The traditional tool for comparing time stamps to determine whether work needs to be performed or not is make. Its default behavior is to calculate a dependency chain for the specified target(s) and determine whether any of the dependent files have changed; if not, the target does not need to be remade. This is a great tool for avoiding recompilation, but it easily extends to other tasks.
In concrete terms, you'd create a flag file (say, .made) and specify it as dependent on your file. Now, if file has changed, .made needs to be recreated, and so make will run the commands you specify to do so. In this scenario, we would run a simple piece of shell script, then touch .made to communicate the latest (successful) run time to future runs.

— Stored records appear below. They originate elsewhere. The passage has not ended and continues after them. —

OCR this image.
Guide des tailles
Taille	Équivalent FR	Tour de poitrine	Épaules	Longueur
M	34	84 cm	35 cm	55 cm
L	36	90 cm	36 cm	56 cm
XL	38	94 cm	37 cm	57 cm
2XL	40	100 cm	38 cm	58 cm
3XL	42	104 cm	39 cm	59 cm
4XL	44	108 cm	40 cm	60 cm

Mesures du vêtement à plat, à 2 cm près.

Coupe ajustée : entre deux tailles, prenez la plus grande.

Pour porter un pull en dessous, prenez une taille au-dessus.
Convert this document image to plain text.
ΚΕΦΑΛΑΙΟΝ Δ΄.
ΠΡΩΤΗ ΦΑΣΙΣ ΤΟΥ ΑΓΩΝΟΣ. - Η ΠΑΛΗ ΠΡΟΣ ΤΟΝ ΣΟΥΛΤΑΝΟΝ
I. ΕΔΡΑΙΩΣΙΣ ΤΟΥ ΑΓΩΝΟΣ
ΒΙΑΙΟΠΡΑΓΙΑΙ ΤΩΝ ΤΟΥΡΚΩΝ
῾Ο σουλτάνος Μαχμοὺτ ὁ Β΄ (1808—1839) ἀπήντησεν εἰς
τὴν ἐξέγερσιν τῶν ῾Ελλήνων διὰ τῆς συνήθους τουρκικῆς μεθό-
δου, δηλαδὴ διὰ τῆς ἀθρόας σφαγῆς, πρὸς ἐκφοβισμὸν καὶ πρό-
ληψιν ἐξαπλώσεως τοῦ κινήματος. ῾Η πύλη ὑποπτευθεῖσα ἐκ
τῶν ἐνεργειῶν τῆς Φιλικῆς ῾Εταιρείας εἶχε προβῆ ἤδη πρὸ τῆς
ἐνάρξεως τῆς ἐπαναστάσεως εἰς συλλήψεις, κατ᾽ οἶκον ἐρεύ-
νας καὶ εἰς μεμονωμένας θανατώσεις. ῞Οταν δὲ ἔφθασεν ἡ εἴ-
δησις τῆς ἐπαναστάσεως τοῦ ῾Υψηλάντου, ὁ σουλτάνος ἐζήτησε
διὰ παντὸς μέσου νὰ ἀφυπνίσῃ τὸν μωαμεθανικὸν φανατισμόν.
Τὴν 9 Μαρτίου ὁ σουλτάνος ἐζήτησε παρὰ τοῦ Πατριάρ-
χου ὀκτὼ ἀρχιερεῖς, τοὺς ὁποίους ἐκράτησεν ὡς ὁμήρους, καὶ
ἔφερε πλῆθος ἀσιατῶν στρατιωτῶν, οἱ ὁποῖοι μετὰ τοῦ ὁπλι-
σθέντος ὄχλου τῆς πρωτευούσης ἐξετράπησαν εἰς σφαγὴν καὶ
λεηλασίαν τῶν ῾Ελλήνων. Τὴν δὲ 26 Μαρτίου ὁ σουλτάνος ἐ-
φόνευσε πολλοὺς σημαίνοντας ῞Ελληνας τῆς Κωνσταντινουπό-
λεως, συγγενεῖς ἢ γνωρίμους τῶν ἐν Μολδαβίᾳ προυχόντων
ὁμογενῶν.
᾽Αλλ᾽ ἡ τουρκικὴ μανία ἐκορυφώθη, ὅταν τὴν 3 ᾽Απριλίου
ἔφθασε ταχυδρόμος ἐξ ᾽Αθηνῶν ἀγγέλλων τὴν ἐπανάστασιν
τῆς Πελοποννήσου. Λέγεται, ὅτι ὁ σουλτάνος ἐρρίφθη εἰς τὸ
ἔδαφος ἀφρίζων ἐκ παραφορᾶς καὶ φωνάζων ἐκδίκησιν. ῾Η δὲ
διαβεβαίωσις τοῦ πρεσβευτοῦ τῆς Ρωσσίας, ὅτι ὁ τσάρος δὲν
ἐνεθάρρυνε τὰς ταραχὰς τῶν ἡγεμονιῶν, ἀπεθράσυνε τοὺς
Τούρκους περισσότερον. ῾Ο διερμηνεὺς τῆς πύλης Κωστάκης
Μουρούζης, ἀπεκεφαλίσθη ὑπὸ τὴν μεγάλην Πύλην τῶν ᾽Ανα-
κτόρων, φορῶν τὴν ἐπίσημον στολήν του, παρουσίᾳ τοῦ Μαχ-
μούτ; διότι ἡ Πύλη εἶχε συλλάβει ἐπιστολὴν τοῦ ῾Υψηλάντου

What remains is for the recipe to run different commands at different times. My approach to that would be a simple case statement. Notice that make interprets dollar signs, so we need to double those dollar signs which should be passed through to the shell.
.made: file
case $$(date +%H:%M) in \
09:* | 10:* | 11:[0-2]? ) \
scriptA.sh ;; \
11:[3-5]? | 1[2-6]:* | 17:[0-3]? | 17:4[0-5]) \
scriptB.sh;; \
17:4[6-9] | 17:5? | 1[89]:* | 2?:* | 0[0-8]:* ) \
scriptC.sh;; \
esac
touch $@ # $@ expands to the current target
The entire case statement needs to be passed as a single logical line to the shell, so we end up with those pesky backslashes to escape the newlines.
Also notice that make is picky about indentation; each (logical) line in the recipe should be preceded by a literal tab character.
The default behavior of make is to run the first target in the file; this Makefile only contains one target, so make is equivalent to make .made.
Also notice that make cares about exit codes; if scriptA, scriptB, or scriptC could exit with a non-zero exit status, that is regarded by make as a fatal error, and the .made file will not be updated. (You can easily guard against this, though.)